I walked down Elm Street and found the restaurant, thinking I'd watch the parade from right out front and then retreat inside for some lunch. Plenty of people had shown up to view the procession, but there was lots of room along the sidewalks.
As it turned out, the parade consisted of high school marching bands (all very good) and FIRE TRUCKS! Fire trucks not only from New Hampshire but all several nearby states: I know I saw Maine and Massachusetts, am pretty sure about Vermont, and think there were some Connecticut and New York as well. Checking my photos doesn't help. Many engines have large labels for their towns, but their state identity was only readily visible on license plates (not so clear in the pictures).
Here are a couple of marching bands:
Some of the bands had people with cool-down equipment, watching carefully for signs of stress in the musicians.
The bands were all separated from each other by lots of fire trucks, with people of all ages riding in the trucks.
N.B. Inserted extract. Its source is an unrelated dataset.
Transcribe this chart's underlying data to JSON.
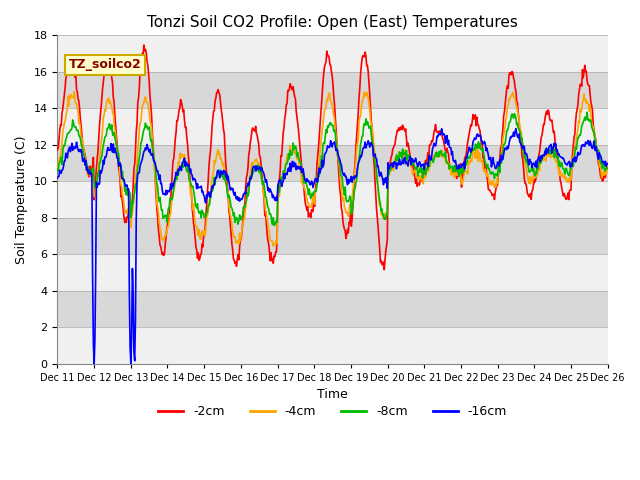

Some of the fire equipment was about the same age as I am:
And some was a good deal older:
That's 1852 fire equipment from Marblehead, Mass.
I grew up in an era of hood ornaments, and in a family where being able to recognize makes and models of cars and trucks was a plus, so it was fun to get a good shot of a nice Mack bulldog:
I have lots more photos of fire equipment. Only two of the pictures I took ended up out of focus. Two little boys near where I was standing were jumping up and down with excitement for the whole forty minutes it took the parade to pass. Everything that had a siren was blasting it (I had to put my fingers in my ears for part of the time), and there were friendly folk waving from the driver's and riders' seats.
The last truck in the line appeared to be driven by a dalmatian.
There was a real dog in the parade, too, up at the front.
Lunch at Republic? Flavorful, local, leisurely, and relatively quiet. Despite the potential collision of seasonings, I had North African spiced pickled vegetables (which woke up my taste buds effectively) and field mushroom bolognese (vegetarian style) with grilled polenta and whipped ricotta, plus some iced tea to temper the transition. Aahhh.
And then I went back to the Radisson lobby, so well sound-insulated that the people hanging out there hadn't even known there had been a siren- and marching-band parade that ended half a block away, and spent a relaxed two hours spinning, visiting, and waiting for the shuttle to the airport. Wind-down time.